Aryavansh Tyagi

Personal information
- Nationality: Indian
- Born: 14 March 2004 (age 22) Meerut, Uttar Pradesh, India

Sport
- Country: India
- Sport: Sport shooter
- Event: Trap Shooting
- Coached by: Mansher Singh)

Medal record
Men's shooting
Representing India
Asian Championship
| Gold medal – first place | 2023 Korea | Team Trap |
Junior World Cup
| Silver medal – second place | 2022 Suhl | Team Trap |
World Championships
| Gold medal – first place | 2022 Osijek | Team Trap |
World Championships
| Silver medal – second place | 2023 Korea | Team Trap |

= Aryavansh Tyagi =

Indian sport shooter

Aryavansh Tyagi (born 14 March 2004) is an Indian Sports Shooter. He won the Team Gold Medal at the ISSF Shotgun World Championship 2022 in Osijek, Croatia. He won a Gold Medal at the championship in 2022 and a team Silver medal at the World Cup in Suhl, Germany 2022.

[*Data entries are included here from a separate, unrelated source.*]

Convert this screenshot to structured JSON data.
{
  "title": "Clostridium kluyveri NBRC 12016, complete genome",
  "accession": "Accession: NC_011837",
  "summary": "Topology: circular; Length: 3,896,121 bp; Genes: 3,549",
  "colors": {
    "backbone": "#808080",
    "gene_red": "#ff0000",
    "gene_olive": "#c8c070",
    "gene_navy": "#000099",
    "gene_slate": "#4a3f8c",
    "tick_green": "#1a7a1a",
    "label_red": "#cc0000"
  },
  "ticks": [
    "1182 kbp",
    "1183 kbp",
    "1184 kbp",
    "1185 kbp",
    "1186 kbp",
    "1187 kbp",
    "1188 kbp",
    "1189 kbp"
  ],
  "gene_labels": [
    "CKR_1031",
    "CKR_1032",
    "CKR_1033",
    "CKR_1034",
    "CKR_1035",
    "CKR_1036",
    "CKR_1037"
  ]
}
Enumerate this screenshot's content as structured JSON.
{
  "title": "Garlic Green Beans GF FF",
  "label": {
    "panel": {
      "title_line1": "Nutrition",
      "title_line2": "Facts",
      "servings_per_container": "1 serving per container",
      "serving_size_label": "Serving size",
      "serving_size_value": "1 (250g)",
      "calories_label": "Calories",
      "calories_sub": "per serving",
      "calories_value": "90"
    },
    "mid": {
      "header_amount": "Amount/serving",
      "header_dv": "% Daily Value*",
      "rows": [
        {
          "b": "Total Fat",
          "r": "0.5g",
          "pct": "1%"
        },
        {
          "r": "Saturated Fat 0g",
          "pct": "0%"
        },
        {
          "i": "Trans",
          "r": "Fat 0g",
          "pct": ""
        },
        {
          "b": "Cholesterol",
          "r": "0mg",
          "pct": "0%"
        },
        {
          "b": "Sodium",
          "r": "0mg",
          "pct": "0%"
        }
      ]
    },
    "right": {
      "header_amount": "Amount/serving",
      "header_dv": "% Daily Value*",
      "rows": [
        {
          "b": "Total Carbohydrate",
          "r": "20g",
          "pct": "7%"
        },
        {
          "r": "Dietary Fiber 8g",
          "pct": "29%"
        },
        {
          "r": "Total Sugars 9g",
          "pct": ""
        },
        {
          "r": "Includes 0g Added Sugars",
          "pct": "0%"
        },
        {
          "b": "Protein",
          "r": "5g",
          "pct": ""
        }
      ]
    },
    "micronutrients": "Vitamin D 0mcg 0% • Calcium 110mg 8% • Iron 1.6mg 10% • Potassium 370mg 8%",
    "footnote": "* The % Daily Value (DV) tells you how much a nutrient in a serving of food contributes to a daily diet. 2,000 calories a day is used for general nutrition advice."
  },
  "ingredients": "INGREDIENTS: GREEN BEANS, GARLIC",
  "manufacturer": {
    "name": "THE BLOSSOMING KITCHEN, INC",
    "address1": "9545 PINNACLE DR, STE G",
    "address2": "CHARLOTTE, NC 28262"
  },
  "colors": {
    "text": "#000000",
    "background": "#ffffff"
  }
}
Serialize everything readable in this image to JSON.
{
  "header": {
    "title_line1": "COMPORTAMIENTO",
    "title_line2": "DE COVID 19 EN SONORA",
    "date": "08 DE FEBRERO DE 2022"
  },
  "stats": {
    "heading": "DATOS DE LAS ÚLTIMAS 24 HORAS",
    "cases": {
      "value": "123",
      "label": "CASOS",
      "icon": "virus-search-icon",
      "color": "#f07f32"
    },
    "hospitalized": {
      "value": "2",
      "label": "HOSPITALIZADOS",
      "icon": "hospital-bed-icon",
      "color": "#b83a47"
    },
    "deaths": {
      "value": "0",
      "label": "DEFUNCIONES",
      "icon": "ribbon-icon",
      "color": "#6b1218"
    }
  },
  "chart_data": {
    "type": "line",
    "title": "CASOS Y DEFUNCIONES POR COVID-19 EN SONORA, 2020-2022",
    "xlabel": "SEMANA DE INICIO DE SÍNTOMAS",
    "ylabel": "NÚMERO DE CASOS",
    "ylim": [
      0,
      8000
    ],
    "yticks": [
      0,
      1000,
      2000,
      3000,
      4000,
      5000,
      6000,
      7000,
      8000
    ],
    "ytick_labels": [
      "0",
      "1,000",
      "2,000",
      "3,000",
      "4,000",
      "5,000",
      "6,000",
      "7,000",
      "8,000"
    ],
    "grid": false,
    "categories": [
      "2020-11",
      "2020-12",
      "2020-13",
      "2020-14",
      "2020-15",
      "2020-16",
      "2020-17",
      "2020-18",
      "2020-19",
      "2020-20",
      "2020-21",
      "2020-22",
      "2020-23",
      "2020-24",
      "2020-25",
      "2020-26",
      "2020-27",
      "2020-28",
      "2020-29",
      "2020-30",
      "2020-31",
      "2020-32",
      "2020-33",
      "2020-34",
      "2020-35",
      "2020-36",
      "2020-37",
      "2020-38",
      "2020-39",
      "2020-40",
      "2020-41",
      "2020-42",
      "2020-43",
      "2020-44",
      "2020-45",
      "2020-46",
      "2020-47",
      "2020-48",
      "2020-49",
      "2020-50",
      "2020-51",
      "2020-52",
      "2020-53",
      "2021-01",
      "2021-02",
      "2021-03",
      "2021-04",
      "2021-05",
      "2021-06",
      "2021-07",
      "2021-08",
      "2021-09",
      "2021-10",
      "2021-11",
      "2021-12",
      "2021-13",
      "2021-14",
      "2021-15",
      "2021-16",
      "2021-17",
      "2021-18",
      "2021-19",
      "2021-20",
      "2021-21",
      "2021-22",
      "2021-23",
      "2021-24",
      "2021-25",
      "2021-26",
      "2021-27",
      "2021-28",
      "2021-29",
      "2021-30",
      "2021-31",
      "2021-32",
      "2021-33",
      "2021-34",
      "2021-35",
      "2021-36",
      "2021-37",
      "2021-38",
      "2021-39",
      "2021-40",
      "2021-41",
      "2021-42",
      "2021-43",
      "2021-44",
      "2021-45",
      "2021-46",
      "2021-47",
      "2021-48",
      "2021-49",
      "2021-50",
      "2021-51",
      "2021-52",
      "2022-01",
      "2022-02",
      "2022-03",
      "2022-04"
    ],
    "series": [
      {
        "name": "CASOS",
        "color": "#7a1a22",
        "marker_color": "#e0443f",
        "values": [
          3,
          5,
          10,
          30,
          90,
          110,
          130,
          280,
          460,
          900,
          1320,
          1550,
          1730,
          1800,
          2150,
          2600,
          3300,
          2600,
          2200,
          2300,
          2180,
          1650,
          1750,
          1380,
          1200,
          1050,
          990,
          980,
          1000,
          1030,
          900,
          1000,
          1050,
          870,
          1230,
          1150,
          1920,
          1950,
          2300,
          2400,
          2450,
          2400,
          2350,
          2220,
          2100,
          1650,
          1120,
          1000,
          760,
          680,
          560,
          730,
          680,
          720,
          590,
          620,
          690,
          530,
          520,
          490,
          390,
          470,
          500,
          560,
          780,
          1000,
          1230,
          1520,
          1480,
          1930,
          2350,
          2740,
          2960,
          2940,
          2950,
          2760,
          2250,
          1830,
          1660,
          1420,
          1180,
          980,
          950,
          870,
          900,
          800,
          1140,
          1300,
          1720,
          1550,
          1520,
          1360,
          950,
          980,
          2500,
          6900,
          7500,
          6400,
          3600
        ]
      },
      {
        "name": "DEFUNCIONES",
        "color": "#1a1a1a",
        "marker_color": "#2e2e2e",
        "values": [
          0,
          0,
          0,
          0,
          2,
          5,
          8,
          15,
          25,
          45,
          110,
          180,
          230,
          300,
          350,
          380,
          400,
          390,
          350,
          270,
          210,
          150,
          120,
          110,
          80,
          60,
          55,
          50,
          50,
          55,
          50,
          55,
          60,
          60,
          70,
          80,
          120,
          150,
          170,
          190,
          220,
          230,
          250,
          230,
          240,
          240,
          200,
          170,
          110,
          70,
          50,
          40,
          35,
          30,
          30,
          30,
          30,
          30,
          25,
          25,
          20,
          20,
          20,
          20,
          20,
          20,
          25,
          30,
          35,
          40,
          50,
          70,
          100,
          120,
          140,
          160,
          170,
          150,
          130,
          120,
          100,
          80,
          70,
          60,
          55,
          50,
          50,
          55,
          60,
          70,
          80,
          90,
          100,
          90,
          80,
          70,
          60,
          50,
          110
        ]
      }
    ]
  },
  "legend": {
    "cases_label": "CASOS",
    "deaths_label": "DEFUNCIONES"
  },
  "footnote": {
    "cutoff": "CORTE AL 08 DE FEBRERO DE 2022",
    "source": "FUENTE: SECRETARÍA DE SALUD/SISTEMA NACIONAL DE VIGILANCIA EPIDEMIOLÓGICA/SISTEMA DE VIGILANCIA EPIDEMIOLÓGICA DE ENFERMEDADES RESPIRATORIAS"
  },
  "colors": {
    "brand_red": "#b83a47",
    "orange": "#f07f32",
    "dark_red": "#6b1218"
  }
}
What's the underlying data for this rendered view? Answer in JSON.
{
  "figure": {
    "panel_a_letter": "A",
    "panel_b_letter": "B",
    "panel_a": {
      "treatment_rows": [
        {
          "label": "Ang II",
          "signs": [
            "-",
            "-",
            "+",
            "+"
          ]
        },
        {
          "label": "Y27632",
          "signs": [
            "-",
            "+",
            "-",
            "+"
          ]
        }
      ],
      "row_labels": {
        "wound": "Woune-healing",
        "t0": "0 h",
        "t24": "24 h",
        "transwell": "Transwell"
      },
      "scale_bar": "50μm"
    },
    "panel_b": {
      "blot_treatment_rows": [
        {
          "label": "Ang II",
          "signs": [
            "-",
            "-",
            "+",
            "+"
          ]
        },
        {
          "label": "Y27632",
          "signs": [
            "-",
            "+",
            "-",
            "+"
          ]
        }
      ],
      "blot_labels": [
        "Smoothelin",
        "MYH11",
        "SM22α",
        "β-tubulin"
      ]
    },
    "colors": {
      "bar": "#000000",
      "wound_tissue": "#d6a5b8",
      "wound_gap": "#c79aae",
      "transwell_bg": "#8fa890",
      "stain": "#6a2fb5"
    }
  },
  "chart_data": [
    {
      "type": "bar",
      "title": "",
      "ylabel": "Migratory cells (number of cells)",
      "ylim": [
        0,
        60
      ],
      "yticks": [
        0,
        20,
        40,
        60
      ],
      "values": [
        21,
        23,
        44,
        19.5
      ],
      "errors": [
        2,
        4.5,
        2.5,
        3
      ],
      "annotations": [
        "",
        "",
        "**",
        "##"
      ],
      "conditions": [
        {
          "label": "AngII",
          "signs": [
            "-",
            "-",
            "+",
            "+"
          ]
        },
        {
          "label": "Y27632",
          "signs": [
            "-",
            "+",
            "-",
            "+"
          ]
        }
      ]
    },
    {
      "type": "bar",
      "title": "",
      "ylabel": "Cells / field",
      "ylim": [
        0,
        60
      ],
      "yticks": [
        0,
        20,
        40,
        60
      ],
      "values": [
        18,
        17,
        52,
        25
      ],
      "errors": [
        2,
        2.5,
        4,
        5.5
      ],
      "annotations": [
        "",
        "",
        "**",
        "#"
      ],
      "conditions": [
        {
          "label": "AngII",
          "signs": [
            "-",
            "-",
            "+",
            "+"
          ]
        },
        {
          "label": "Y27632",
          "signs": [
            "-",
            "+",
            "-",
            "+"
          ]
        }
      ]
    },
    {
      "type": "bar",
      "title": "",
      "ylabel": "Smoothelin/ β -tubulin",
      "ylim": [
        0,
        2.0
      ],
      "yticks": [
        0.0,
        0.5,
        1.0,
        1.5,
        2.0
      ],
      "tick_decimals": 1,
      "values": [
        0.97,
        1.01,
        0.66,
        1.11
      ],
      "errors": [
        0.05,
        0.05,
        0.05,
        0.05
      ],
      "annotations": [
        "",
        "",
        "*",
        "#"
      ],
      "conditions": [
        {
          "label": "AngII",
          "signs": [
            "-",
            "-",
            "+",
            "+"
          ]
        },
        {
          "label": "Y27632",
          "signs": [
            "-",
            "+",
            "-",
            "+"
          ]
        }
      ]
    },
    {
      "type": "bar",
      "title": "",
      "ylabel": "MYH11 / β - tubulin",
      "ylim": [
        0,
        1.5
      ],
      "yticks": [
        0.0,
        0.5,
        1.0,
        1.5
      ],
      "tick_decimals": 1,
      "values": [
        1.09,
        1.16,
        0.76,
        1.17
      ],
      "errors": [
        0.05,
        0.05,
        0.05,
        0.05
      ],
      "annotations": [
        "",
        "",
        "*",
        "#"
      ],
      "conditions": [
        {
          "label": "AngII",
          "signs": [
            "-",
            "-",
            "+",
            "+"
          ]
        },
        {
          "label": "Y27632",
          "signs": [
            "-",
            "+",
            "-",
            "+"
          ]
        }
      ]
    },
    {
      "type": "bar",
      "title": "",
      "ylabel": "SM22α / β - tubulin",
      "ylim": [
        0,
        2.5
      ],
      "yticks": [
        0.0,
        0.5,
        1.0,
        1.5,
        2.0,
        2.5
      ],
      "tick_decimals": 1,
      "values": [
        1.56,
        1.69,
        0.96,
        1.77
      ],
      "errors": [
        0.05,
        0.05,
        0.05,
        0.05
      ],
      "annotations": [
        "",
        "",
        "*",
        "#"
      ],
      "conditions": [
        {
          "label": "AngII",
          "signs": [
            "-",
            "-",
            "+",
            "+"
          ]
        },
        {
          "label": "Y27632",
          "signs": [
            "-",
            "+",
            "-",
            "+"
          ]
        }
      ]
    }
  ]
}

== Early life and education ==
He was born on 14 March 2004 in Meerut, in the Indian state of Uttar Pradesh.

== Career ==
He won the Gold medal with his team (Croatia) at ISSF World Championship 2022 in Croatia World Championship. He won the Silver Medal With his Team (Suhl Germany) in the World Cup.

In 2025, Aryavansh won the gold medal at the 68th National Shooting Championship held at the Dr. Karni Singh Shooting Range in Delhi and he also claimed the title of Junior National Champion in the same event.